Je suis diplômé de Central Sup Élec. J’ai commencé ma carrière dans un groupe international et rapidement, j’ai été salarié et j’ai travaillé dans une entreprise de portage salarial depuis 1999. Cela date de quelques années. En 2017, j’ai créé la FEDEP’S, l’association de défense des salariés et des utilisateurs du portage salarial. Je ne suis plus salarié. Je ne travaille plus pour des sociétés de portage salarial depuis 5 ans.
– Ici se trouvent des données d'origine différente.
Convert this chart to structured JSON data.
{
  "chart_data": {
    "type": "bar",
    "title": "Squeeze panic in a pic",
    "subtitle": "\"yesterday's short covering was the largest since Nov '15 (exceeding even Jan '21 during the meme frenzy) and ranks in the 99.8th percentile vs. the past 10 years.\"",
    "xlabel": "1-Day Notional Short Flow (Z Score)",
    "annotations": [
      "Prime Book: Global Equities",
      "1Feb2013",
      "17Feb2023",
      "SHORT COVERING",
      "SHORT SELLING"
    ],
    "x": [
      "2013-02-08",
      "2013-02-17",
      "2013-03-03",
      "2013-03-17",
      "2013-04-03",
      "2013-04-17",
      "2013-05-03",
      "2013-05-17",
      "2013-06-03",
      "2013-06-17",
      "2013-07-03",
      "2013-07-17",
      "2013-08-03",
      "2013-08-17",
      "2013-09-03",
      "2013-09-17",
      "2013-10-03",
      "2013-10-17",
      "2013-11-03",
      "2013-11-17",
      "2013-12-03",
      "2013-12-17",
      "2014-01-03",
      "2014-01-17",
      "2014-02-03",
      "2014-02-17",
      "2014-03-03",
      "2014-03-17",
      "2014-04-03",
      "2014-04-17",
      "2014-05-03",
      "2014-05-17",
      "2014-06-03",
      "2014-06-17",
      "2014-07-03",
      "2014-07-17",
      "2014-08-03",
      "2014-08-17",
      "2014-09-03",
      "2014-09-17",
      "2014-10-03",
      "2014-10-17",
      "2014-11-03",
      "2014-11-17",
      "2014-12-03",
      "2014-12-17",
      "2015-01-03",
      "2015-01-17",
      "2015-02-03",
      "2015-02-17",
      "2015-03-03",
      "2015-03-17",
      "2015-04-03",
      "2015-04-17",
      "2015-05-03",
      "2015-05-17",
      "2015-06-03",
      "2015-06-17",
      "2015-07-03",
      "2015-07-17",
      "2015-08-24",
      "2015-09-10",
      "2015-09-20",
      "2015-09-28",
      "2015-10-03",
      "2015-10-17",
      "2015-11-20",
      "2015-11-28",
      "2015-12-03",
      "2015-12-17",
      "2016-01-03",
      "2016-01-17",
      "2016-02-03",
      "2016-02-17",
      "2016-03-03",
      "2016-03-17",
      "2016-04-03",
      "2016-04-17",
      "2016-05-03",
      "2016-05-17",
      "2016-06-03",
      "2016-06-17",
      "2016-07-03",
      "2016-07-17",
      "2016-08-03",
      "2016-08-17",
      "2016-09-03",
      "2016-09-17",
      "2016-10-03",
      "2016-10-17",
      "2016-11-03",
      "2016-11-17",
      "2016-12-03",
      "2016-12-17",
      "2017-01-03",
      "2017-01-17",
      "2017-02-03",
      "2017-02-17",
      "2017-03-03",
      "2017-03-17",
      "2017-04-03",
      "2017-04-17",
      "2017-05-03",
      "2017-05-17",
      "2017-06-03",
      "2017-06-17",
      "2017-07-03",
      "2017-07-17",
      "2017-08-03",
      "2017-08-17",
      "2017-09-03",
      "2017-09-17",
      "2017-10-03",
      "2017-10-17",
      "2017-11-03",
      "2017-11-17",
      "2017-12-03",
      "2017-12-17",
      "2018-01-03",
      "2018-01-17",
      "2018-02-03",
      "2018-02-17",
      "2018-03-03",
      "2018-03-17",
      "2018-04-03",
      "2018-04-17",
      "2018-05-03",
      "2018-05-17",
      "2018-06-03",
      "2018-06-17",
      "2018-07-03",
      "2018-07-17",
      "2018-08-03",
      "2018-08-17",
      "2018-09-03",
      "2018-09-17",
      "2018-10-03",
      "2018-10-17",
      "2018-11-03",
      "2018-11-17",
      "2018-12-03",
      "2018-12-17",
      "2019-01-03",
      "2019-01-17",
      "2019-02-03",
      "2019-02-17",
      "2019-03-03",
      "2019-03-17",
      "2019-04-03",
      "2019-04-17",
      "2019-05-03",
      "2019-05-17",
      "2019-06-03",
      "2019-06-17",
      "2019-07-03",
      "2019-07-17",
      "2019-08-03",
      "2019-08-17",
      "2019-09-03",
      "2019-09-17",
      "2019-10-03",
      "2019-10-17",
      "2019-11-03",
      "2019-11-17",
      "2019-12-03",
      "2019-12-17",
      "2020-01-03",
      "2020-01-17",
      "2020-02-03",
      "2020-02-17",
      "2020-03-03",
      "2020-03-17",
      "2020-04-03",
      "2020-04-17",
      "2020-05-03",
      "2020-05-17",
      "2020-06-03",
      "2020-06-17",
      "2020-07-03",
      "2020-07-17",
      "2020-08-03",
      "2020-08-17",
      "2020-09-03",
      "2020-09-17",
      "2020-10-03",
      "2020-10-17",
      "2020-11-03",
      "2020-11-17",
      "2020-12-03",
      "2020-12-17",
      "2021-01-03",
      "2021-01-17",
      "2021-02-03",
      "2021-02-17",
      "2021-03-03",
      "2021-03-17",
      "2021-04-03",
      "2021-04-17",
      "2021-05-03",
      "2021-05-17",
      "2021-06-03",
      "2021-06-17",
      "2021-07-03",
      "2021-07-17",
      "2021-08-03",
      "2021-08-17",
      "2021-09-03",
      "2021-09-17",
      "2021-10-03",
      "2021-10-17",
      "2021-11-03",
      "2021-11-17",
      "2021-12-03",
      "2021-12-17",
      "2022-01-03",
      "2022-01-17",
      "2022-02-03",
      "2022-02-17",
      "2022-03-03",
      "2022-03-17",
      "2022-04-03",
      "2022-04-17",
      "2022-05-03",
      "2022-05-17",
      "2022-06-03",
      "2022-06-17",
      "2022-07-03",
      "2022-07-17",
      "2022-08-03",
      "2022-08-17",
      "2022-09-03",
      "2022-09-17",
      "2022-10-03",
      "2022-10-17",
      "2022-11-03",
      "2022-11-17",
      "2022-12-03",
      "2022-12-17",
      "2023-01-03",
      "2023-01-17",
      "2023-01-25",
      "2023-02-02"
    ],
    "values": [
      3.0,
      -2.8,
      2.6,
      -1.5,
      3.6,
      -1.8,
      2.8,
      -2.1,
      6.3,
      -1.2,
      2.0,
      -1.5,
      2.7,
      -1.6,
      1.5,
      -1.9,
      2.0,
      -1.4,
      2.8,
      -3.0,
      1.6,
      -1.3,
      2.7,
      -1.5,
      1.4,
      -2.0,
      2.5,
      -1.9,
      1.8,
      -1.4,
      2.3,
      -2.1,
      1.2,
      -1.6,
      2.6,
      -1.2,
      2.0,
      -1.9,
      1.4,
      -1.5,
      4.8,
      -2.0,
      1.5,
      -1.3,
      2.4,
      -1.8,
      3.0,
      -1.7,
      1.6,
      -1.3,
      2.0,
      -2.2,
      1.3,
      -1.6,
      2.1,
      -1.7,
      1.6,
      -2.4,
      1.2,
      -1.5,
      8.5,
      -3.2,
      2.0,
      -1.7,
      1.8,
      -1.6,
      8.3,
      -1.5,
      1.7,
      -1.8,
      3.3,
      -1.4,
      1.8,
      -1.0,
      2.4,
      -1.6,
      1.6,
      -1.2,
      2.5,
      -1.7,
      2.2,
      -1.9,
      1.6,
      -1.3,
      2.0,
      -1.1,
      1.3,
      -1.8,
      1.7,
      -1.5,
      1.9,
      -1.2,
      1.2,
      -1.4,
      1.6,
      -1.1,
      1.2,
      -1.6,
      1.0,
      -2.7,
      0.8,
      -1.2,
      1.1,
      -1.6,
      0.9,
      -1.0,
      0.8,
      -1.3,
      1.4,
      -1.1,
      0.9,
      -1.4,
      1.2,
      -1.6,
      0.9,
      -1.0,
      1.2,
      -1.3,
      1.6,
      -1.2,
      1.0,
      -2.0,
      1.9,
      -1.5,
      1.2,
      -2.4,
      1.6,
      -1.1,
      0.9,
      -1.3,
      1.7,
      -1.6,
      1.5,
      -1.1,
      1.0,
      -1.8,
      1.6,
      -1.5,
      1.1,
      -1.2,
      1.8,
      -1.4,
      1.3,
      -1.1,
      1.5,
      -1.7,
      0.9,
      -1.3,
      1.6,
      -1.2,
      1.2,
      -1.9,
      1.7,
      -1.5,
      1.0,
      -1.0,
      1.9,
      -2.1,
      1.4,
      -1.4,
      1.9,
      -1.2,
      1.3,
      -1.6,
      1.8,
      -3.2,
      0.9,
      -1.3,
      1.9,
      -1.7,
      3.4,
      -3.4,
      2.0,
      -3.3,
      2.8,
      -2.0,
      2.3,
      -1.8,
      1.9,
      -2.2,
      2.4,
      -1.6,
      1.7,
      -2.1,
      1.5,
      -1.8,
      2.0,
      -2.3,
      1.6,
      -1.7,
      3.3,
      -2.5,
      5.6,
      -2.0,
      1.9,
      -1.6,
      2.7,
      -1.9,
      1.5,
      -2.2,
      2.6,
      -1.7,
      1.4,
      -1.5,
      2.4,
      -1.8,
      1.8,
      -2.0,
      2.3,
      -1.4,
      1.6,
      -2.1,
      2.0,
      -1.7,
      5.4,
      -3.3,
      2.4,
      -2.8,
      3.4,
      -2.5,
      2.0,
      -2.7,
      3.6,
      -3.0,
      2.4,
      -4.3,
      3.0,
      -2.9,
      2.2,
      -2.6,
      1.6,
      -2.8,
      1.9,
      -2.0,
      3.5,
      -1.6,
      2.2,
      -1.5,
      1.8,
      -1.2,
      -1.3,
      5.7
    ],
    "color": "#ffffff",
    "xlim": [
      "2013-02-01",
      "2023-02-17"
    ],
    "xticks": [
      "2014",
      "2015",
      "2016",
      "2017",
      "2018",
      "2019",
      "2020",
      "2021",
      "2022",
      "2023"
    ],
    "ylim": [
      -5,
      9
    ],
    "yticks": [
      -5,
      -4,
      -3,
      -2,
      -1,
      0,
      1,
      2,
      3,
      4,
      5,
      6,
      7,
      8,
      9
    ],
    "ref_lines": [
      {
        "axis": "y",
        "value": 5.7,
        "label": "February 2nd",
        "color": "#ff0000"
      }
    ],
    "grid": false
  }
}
Pourquoi avoir créé la FEDEP’S ?
Début 2017, je me suis rendu compte que les sociétés de portage salarial trichaient dans les bulletins de paie et c’était vraiment une nouveauté ! Cela faisait des années que je travaillais dans le portage salarial et je m’en suis rendu compte. Ça m’a vraiment intrigué et j’ai décidé de faire une enquête approfondie. J’ai passé six mois à éplucher le bulletin de paie de beaucoup de sociétés de portage salarial, avec l’appui des salariés qui étaient portés chez elles. Je me suis rendu compte de l’ampleur de cette pratique de “surfacturation des charges patronales” dans le bulletin de paie. C’était un système bien établi. C’est ce qui m’a conduit, avec l’appui des salariés portés, d’être lanceur d’alerte. On a créé la FEDEP’S, l’association de défense des utilisateurs du portage salarial. L’association est à but non lucratif et j’exerce à titre purement bénévole.
La FEDEP’S, une association faite pour durer ?
D’abord, je pensais que cela allait être résolu en 3 mois. J’ai été très naïf. Vu le degré de grossièreté de l’escroquerie… parce qu’on parle de faux en écritures dans le bulletin de paie, je me suis dit “je préviens les médias”. Je préviens la justice en premier, les médias en deuxième et dans trois mois l’affaire est réglée. Les entreprises vont faire marche arrière et vont régulariser. Cela n’a pas été le cas. J’ai le sentiment d’une injustice. C’est beaucoup de temps passé à aider les autres de façon bénévole. Oui, j’ai des doutes : pourquoi je fais ça ? La réponse est que, si moi je lâche, l’escroquerie continue, la pratique continue. Quelque part c’est dommage donc, j’ai envie de terminer le “job” comme on dit.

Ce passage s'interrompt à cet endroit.